Dance Paradise Kinect Review

I don’t know why I’m committing my opinion of this game to the wider world, it would seem obvious to all that I’m rife with bias and contempt for pop-orientated dancing games. And, to some extent, all would be absolutely correct. I don’t dislike pop entirely as a category, but simply maintain that most music that sits in this pseudo genre is awful. And it general is.

Dance Paradise takes a very mediocre chunk of this awful music, plus a handful of more-or-less passable songs, and couples it with some very disjointed dance moves which are both difficult to follow and seemingly completely unrelated to the music currently being played. Is a massive lineup of A-list pop and a smattering of dancable classics really too much to ask? I guess so, as “downloadable content” is clearly the watch-phrase for any even slightly expandable title these days. Only, with dance games, instead of giving you a horse and selling you horse armour, they give you the horse armour and sell you the horse. That said, to my knowledge no downloadable content has yet been confirmed for Dance Paradise,

Not content, however, with simply jumping onto the Kinect dance game bandwagon, Dance Paradise also includes a dash of Guitar Hero, and not in a good way. The basic premise is that blocky, cartoon characters proceed down four colour coded tracks, ala Guitar Hero’s notes, toward you, strutting their stuff and warning you of the complicated and not particularly well flowing dance move you must pull off next. Once they hit the end of the track, you must not only be successfully copying their dance moves, but have simultaneously also jumped to the virtual space assigned to that particular track. It’s difficult to explain, but you must move left and right, using your whole body to dance in the right track, with the right moves.

It’s a complicated mess that doesn’t feel even remotely like dancing, and yet I still somehow managed to pull off a sizable number of “Perfects” performing what must have looked to the outside observer like the death throes of a headless chicken. The dance moves don’t seem to relate to the music, each other, or anything much in fact. Nothing seems to flow properly from one move to the other and, unlike the infinitely superior Dance Central, it really doesn’t feel like dancing. Just a chore.

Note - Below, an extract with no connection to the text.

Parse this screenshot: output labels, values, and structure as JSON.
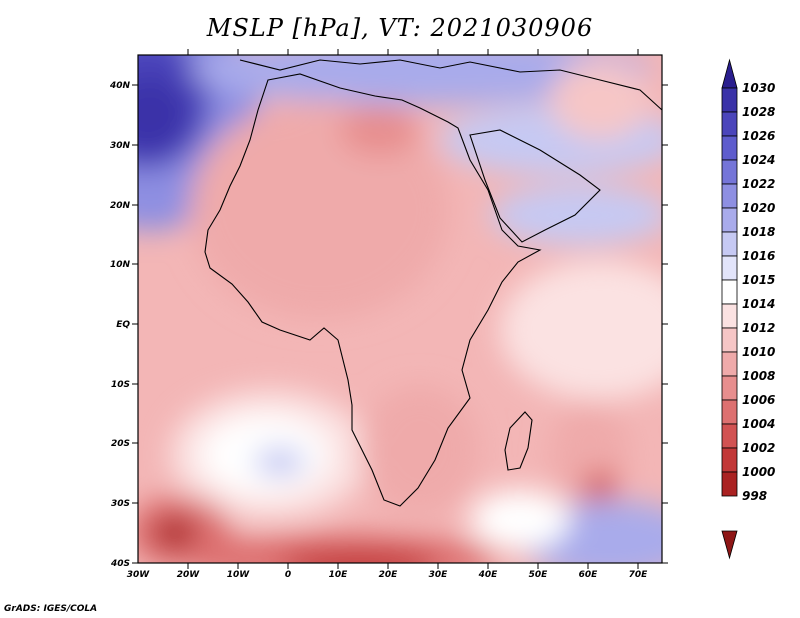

What Dance Paradise has over Dance Central, however, is music videos. If you want to watch the music video and, to some extent, enjoy the music whilst you flail your arms about in a vague attempt to parrot the dance “moves” thrown at you by the game, then it’ll at least be some fun. Fortunately the developers allowed you to simply sit on the sofa and watch the same videos, without the nuisance of having to actually move around.

Speaking of sitting on the sofa, if you’ve got friends over for a dance off then that’s what they’re going to be doing most of the time. Whilst Dance Paradise is perfectly capable of supporting and recognising two dances simultaneously, if you can provide the ming-boggling amount of space that Kinect requires for more than one person then I, quite frankly, envy your cavernous abode. In order to successfully dance side-by-side you will be needing the sort of room that you see in the adverts, minus the crowd of onlookers because the Kinect really can’t cope with any non-players being in the frame.

It’s important to stress, however, that this is a requirement and limitation of Kinect as a technology, and not the game itself. It’s a sad and oft-mentioned fact that Kinect requires a living room the size of a Blimp hanger in order to function as advertised. Of course, if you’re inebriated enough then the occasional beatings you give your opponent whilst over-enthusiastically attempting to pull off some of the more elaborate dance moves are all part of the fun.

The set list is brief, varied, and full of C-list songs that I’m absolutely positive nobody actually likes. Okay, it’s got Lady Gaga, La Roux, Gwen Stefani and No Doubt. All of whom I find vaguely listenable. And there’s MC Hammer’s classic “Can’t Touch This”. Sadly the lack of any real connection between the dance moves and the actual music really detracts from any enjoyment one might have dancing to these songs, and the amount of inconsequential crap that fills in the spaces in the set list is really quite shocking. Artist names including an ampersand, or “featuring” someone else, generally lead to abysmal sonic experience, and there are far too many of these. Seriously, the videos to most Rap songs themselves show that dancing mostly involves grinding ones genitalia upon someone’s thigh, they have no business being in a dance game, and even less business being one (or about 7) out of only 40 songs.

Overall, Dance Paradise is anything but a paradise, and is decidedly more a me-to game which seeks to bring the already horribly crowded dancing game genre crashing down under a towering pile of fetid shovelware. Buy Dance Central instead– It looks a million times better, it actually lets you learn the dance moves one by one, and it genuinely does feel like dancing. If someone kindly picks you up a copy of Dance Paradise this Christmas, then the trade-in discount on Dance Central should be handy, too!

If you have Dance Central, have danced it to destruction and are looking for something else to satiate your dancing desires then you’d best watch out for pre-owned or bargain bin copies of this title. It’s got a certain amount of play value, albiet that amount is decidedly nominal, and if you’re drunk, and have similarly intoxicated company it could actually be called fun. Otherwise- grab Dance Evolution, if you think you’re good enough!